Satellite navigation system chip shape correlator and method based on GPU parallel computation

Technical Field

The application relates to the field of radio navigation software receivers, in particular to a satellite navigation system real-time chip shape correlator and a satellite navigation system real-time chip shape correlator method based on GPU parallel computing.

Background

The main signal processing process of the global navigation satellite system (GNSS, global Navigation Satellite System) radio software (SDR, software defined radio) receiver is realized by a software processing module, and compared with a hardware receiver, the receiver is easier to debug, upgrade and modify and has better configurability, thus playing an important role in various application fields of GNSS. The correlation operation includes a large number of multiply-accumulate operations, and the heavy computational burden makes it difficult to guarantee the real-time performance of the SDR receiver based on the processor (CPU). And the related computation in the SDR receiver can be greatly accelerated based on the parallel computation of a Graphic Processor (GPU), so that the real-time requirement is met.
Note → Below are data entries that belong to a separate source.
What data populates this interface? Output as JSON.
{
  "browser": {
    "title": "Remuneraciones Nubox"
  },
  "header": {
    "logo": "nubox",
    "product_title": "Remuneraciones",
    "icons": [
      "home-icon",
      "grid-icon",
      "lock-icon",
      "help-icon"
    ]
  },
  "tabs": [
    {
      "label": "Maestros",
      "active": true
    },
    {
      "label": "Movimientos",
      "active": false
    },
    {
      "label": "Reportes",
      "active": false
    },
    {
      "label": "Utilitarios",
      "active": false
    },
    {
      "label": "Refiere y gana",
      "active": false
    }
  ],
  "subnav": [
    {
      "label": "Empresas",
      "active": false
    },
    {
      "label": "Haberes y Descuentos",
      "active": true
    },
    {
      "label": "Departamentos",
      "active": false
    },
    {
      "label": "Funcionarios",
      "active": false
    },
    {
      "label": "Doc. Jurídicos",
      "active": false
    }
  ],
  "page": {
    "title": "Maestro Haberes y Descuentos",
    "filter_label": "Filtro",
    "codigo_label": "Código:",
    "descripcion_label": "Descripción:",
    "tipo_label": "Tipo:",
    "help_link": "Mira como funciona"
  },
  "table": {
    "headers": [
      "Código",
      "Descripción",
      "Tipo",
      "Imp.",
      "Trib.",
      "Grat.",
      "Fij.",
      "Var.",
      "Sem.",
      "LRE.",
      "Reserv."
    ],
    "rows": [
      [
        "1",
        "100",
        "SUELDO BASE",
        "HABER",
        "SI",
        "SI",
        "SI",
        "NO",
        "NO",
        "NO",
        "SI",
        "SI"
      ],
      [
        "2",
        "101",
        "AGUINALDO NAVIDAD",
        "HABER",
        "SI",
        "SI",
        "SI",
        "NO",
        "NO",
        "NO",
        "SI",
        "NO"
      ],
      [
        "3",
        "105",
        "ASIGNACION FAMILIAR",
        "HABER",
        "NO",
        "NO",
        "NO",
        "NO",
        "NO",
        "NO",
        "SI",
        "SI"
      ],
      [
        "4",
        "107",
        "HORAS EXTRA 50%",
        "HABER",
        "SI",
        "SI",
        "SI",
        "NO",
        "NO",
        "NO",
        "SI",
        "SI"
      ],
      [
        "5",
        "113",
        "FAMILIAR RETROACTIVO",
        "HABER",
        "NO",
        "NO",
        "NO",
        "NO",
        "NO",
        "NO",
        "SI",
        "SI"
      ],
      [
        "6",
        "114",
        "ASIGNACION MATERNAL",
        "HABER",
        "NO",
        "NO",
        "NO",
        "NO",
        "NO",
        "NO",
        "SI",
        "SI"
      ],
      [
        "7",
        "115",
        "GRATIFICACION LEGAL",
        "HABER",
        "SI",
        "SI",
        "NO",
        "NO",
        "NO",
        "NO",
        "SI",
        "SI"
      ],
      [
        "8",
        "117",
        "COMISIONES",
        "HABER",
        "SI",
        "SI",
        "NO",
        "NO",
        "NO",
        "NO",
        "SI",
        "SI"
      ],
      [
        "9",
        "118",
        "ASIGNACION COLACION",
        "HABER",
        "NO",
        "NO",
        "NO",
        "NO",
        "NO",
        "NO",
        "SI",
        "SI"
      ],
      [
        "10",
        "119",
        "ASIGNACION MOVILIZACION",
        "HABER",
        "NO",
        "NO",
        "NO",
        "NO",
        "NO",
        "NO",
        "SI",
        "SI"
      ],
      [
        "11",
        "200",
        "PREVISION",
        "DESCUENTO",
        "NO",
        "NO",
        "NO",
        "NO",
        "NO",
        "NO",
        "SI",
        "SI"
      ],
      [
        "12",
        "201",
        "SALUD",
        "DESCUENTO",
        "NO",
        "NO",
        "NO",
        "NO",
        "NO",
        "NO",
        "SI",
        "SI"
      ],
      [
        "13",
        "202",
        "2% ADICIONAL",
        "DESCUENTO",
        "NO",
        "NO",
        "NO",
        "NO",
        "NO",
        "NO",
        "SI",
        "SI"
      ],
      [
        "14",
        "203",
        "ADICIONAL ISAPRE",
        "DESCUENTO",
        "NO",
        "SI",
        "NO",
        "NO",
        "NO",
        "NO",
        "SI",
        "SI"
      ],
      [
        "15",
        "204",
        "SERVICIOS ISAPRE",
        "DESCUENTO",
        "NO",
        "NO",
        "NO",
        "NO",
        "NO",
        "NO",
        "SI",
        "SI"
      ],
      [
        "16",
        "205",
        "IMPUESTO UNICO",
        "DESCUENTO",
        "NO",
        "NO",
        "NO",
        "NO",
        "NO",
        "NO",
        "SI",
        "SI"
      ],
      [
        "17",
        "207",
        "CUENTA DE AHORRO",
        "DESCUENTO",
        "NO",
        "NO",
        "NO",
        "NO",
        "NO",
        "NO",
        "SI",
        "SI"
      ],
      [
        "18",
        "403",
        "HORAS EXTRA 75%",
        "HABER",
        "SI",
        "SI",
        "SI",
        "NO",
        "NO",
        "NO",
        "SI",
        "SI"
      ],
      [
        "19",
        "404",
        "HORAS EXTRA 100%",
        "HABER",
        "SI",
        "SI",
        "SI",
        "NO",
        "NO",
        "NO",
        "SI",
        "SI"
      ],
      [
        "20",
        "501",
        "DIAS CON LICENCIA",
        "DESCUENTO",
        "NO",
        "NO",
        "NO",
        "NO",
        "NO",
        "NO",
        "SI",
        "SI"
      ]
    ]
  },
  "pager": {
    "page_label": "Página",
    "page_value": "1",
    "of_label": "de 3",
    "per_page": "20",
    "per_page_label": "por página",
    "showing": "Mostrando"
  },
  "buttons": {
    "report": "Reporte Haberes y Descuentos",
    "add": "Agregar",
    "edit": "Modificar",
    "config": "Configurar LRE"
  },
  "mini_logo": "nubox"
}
With the increasing demands on GNSS accuracy and integrity, more and more complex signal processing algorithms in SDR receivers place higher demands on the output of the correlators. Standard correlators typically output only 3-5 correlation values for signal tracking, but some multipath mitigation and signal quality monitoring algorithms require more correlation values to output the constituent correlation peaks. The standard correlator needs a complete correlation operation every time it calculates a path of correlation values, and it is difficult for the standard correlator of the SDR receiver to calculate multiple paths of correlation values in real time. The chip shape correlator can utilize repeated calculation among the multipath correlation values to reduce the calculation amount for calculating the multipath correlation values. Meanwhile, the chip shape correlator can also measure the chip shape for a multipath suppression algorithm and a signal quality monitoring algorithm based on the observed quantity of the chip domain. But SDR receiver chip shape correlators place higher demands on memory allocation and access.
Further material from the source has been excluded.